MISCELLANEOUS SAVINGS

Finally, there are the hosts of miscellaneous items of operating expenses in which we must be led to expect saving by all other experience in consolidating similar agencies performing similar services. Some of these expenses might even be eliminated entirely under Government ownership and control. Such are the cost of superintendence and auditing, insurance, the cost of securing traffic commissions, advertising and law expenses, to say nothing of the profits paid stockholders in normal years.
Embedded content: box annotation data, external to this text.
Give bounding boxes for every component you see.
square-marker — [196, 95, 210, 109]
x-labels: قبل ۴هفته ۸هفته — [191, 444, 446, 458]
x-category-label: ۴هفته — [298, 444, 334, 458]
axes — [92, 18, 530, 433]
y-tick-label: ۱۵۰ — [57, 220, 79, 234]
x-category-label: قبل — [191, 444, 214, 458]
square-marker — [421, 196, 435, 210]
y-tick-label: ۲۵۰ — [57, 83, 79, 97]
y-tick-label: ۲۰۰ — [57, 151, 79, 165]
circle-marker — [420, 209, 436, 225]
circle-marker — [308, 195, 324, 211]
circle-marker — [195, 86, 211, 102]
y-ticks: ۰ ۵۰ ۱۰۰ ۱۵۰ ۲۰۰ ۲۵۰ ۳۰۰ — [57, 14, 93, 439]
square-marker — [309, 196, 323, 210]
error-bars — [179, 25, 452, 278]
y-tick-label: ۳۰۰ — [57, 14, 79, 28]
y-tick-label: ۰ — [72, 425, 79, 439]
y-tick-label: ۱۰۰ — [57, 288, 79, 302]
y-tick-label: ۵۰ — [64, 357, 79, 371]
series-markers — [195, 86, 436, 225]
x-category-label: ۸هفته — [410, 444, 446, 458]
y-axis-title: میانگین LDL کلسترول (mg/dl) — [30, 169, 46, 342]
The amount of these savings can only be roughly surmised; but in 1912, Mr. David J. Lewis estimated that they would amount to at least 40% of the total operating expenses. In this connection, it may be remarked in passing that Mr. Lewis's qualifications for throwing light upon the express service problem include not only theoretical knowledge gained by years of study of the problem, both here and abroad; but also practical knowledge of ways and means, as attested by general belief that the establishment of a parcel-post in the United States was due to his analyses more than to the efforts of any other one man; and also by the fact that when the Government in 1918 assumed responsibility for the management of the telephone and telegraph systems of the land, Mr. Lewis was made, and at the time of writing is, the general manager in charge of those systems while under Government control. Certainly, in view of the economies enumerated above as inherent in Government ownership and control of the express companies, on the face of it Mr. Lewis's statement seems extremely reasonable.